Look for patterns, not one-off comments. People can show both mindsets in different contexts.

 

How to Encourage a Growth Mindset

Culture and leadership play a significant role. Here’s how you can help encourage it:

  1. Normalise mistakes – Create psychological safety by openly discussing learnings from failures.

  2. Model it – Show vulnerability and talk about your learning curve.

  3. Reward effort and strategy, not just outcomes – Praise how someone approaches a problem, not just the final result.

  4. Encourage curiosity – Allow time and space for exploration and learning outside immediate tasks.

  5. Use inclusive language – Replace “you’re a natural” with “you worked hard to get there”.

You don’t need a company-wide initiative to start doing these things in your 1:1s or team meetings.

 

Applying It Practically

A growth mindset can be baked into everyday work practices:

  • During performance reviews: Ask, “What have you learned this year?” and “What would you do differently?”

  • In goal setting: Encourage stretch goals that push skills and include learning objectives.

  • In meetings: Ask, “What assumptions are we making?” or “What could we try differently next time?”

  • In feedback sessions: Frame criticism constructively, focusing on progress and development.

It’s about shifting the focus from being right to getting better.

 

The Way to Spot a Lack of Growth Mindset

The clearest red flag is defensiveness around feedback. If someone consistently resists input, avoids accountability, or dismisses suggestions, they may operate from a fixed mindset. This is especially limiting in leadership roles, where adaptability and self-awareness are crucial.

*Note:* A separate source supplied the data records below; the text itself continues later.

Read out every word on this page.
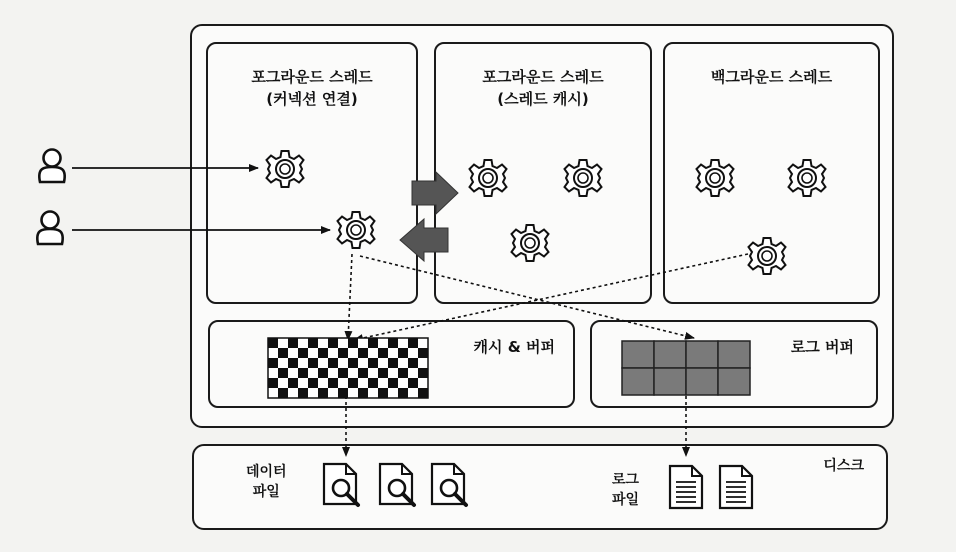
포그라운드 스레드
(커넥션 연결)
포그라운드 스레드
(스레드 캐시)
백그라운드 스레드
캐시 & 버퍼	로그 버퍼
디스크
데이터
파일
로그
파일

Listen for responses like:

  • “That’s just how I work.”

  • “That won’t work here.”

  • “I’ve always done it this way.”

These are signs of protecting one’s ego rather than evolving with the role or environment.

 

Tips to Reframe Fixed Thinking

If you catch yourself or a team member falling into fixed patterns, here are practical ways to reframe:

  • Fixed: “I’m terrible at presenting.” Reframed: “I haven’t had much practice presenting yet. What can I do to get better?”

  • Fixed: “This team will never get it.” Reframed: “What can I do differently to help this team succeed?”

  • Fixed: “I failed.” Reframed: “What did I learn, and what can I do next time?”

Encourage people to add “yet” to limiting beliefs (“I can’t do this yet”) - a slight linguistic shift that opens the door to growth.

 

Why Bother?

A growth mindset isn’t about pretending everything is possible - it’s about being willing to try, learn, and adapt.

It’s a quiet but powerful force that, when nurtured, can transform the evolution of individuals, teams, and organisations.

To encourage it, you don’t need to overhaul your entire leadership style. Spot the signs, start the conversations, and lead by example. Growth, after all, starts with mindset.

 

Reference: Carol Dweck, Mindset: The New Psychology of Success.